Signals from the Global Positioning System (GPS) are constantly being scattered off the entire Earth's surface. These signals can be detected using a low Earth orbiting receiver and have the potential to be used to remotely sense the Earth's ocean, land and ice surface conditions. It is known that the received signals are linked to the ocean surface roughness and height, land surface water conditions and sea ice concentration. However, in order to better understand the potential and limitations of this new technique, the scattered signals fading (or speckle) noise must be properly understood. As consecutive observations are captured from the scattering surface, the fading noise on the signal is gradually reduced to reveal the true signals power profile across the surface. The ultimate accuracy of measurements obtainable using bistatically reflected GPS signals will depend on how accurately this true signal can be estimated in the presence of fading noise.
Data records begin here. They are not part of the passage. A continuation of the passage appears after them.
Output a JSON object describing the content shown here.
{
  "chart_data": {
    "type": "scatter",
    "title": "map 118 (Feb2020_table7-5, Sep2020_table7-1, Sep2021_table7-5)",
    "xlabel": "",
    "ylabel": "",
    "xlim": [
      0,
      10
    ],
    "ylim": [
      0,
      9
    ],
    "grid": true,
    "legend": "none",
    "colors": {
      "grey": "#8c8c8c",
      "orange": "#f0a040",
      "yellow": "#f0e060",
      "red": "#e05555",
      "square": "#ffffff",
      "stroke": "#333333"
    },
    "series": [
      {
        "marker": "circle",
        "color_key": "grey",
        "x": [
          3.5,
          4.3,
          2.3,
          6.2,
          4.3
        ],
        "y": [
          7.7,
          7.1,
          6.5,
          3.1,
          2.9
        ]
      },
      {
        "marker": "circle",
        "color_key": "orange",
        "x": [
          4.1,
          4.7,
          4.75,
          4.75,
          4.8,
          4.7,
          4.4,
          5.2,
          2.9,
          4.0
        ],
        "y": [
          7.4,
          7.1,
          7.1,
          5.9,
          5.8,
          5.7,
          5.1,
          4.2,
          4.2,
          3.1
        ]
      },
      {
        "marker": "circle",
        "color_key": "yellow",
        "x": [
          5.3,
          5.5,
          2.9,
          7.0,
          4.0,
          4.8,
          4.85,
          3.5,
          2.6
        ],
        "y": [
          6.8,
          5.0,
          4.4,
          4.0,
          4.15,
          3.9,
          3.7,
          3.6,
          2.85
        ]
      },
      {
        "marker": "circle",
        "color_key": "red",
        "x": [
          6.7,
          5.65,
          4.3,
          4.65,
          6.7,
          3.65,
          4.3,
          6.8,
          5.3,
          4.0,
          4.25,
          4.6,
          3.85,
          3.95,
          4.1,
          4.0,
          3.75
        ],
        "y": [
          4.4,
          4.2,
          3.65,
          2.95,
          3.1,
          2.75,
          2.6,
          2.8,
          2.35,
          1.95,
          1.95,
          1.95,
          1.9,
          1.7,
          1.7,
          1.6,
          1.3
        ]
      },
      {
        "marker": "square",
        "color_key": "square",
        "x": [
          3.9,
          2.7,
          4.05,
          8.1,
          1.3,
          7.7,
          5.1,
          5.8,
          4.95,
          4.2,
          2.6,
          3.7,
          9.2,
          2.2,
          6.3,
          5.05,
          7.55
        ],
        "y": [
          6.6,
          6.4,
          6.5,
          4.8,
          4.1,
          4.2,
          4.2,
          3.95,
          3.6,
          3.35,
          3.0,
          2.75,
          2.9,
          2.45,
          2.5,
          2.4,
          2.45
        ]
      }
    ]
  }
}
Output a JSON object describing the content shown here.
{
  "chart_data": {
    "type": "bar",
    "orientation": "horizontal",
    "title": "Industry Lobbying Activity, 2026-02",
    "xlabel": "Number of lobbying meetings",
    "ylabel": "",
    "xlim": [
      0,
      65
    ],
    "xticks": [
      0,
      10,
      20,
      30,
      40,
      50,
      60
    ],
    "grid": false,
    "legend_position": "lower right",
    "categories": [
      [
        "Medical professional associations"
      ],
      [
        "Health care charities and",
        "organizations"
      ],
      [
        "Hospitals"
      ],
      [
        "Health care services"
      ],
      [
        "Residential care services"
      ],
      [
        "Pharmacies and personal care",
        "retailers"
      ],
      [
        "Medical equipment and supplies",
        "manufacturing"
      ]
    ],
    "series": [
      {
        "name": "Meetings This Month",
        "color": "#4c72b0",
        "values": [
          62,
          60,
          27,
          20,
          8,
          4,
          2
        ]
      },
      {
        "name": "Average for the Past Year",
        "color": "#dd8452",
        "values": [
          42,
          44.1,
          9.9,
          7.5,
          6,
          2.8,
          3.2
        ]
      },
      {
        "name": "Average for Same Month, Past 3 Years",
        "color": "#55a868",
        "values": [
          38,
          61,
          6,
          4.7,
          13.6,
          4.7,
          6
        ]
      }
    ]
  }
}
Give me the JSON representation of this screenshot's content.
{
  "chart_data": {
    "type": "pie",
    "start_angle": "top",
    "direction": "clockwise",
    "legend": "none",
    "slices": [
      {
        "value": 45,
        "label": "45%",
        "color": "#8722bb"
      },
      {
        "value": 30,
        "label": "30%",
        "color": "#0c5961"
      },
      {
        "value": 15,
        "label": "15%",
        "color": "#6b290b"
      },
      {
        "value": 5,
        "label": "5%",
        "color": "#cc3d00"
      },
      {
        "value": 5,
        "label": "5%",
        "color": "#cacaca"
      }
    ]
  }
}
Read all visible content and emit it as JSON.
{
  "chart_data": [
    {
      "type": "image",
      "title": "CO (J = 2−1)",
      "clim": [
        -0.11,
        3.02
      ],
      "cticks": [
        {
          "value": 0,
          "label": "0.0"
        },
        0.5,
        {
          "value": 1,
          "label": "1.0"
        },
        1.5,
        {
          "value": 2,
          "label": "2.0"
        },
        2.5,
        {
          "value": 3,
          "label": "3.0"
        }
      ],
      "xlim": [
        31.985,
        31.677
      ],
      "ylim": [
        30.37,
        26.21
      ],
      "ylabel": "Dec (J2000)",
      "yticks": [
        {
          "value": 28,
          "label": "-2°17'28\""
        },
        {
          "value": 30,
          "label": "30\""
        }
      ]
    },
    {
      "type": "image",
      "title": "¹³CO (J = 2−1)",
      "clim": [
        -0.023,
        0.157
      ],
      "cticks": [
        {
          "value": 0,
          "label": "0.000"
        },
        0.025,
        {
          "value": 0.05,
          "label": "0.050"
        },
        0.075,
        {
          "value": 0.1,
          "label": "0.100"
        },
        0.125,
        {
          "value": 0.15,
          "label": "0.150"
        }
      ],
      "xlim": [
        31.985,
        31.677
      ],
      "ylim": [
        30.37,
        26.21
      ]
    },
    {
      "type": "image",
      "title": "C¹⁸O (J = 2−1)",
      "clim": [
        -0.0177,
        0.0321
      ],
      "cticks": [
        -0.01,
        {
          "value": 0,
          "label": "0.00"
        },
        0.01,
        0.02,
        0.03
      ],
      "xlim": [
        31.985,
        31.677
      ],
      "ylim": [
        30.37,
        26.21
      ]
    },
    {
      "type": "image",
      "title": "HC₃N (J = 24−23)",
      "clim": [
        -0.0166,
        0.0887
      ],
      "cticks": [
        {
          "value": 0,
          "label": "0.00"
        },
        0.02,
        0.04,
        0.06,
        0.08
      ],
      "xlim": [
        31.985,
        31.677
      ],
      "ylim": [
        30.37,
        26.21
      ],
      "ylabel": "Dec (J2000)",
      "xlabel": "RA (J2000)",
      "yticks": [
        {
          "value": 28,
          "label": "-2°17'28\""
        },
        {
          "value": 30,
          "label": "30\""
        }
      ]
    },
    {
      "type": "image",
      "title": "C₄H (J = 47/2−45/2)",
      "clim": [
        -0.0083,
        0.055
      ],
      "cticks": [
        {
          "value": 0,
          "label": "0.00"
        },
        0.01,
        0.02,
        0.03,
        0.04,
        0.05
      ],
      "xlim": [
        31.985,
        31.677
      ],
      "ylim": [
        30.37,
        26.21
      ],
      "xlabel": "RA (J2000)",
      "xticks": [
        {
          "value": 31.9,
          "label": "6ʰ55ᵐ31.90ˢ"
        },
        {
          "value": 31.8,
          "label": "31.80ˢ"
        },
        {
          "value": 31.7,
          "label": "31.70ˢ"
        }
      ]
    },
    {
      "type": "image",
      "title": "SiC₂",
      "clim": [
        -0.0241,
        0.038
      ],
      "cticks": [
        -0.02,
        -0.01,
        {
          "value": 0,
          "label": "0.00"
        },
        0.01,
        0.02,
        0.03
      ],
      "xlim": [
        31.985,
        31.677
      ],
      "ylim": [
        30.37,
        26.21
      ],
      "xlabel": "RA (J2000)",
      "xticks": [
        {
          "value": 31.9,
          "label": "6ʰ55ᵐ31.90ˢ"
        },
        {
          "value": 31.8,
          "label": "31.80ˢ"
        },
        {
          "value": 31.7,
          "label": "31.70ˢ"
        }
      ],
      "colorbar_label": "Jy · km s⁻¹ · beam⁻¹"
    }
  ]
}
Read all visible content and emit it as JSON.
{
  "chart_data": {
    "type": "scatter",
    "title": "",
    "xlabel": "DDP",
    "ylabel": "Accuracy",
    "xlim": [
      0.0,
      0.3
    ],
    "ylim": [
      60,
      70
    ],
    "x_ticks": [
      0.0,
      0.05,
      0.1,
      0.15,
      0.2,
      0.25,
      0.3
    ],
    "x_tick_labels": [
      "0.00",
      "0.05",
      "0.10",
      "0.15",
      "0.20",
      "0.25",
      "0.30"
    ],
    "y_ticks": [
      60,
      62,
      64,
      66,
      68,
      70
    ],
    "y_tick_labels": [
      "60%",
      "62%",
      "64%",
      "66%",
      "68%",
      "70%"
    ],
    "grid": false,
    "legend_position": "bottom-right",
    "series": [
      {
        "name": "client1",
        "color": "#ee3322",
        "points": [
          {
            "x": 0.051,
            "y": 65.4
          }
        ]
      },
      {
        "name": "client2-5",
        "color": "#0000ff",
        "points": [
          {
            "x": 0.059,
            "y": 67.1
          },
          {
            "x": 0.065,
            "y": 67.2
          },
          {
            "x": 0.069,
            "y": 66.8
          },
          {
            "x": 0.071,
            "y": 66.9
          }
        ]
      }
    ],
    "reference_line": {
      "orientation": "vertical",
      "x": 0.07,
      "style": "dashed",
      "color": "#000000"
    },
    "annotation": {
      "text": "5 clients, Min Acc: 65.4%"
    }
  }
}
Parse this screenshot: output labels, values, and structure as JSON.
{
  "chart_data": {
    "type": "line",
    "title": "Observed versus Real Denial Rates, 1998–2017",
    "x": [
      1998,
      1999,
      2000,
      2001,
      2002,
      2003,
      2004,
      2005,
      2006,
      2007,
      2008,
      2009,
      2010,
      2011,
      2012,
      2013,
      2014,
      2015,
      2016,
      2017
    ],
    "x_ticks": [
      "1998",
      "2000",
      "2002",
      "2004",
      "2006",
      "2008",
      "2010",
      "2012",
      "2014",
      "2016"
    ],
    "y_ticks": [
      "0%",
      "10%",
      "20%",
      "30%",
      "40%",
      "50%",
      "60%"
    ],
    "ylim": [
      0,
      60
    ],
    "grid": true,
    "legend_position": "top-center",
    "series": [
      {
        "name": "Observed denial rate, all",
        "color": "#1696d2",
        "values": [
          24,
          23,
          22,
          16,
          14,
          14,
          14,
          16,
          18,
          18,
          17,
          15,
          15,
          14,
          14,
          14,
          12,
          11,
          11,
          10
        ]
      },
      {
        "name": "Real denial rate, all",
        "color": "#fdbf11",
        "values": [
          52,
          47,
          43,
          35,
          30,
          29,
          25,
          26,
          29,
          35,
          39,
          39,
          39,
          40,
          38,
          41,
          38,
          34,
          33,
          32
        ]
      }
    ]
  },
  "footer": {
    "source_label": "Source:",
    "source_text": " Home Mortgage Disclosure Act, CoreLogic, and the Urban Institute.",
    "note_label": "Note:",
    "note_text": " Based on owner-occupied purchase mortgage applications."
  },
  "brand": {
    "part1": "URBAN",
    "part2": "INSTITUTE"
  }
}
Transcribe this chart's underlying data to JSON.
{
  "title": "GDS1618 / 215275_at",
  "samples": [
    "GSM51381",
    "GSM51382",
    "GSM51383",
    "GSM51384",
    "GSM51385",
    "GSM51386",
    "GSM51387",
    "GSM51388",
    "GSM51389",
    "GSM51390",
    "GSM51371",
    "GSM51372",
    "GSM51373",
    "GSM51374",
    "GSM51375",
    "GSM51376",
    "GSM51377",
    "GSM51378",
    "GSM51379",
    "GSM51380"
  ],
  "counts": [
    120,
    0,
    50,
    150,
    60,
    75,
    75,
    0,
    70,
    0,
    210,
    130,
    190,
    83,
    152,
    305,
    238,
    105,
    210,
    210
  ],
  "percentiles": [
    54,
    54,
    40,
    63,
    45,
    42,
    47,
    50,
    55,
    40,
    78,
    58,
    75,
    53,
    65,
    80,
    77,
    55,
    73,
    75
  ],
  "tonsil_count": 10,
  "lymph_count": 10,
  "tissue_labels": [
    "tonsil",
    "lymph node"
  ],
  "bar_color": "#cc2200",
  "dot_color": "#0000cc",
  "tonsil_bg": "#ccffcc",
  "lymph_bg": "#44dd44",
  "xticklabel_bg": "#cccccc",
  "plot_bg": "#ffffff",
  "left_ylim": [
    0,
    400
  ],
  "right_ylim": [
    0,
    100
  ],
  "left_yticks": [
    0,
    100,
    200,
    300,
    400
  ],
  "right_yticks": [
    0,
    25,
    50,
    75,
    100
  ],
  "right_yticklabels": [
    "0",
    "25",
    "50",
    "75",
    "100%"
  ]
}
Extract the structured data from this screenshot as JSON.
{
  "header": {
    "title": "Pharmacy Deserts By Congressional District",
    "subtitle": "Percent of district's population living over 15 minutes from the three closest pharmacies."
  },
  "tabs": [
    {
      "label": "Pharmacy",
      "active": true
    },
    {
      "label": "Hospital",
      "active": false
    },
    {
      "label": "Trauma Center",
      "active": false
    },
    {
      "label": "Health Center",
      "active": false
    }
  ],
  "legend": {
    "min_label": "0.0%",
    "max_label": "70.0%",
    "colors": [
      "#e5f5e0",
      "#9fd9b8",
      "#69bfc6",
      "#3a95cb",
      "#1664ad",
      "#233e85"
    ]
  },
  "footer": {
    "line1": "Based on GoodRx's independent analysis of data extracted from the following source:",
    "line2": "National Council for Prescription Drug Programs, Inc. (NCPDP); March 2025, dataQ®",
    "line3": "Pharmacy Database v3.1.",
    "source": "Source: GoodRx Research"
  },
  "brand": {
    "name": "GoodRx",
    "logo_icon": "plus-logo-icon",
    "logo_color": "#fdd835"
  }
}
For the case of bi-statically reflected GPS signals the fading noise is of interest over different ranges of delays on the surface. From a space-based platform the signal power is normally detected over a very large surface area, covering a wide range of delays and frequencies, each with unique fading noise statistics. Using selected signals from the UK-DMC satellites bistatic GPS experiment it has been possible to examine several reflected signals from a range of surfaces. This paper will present the observed fading statistics of four signals collected under different conditions; calm ocean, rough ocean, ocean with swell present and a reflection from land. The measurement fluctuations will be presented as a function of the number of averaged looks and time delay across the surface.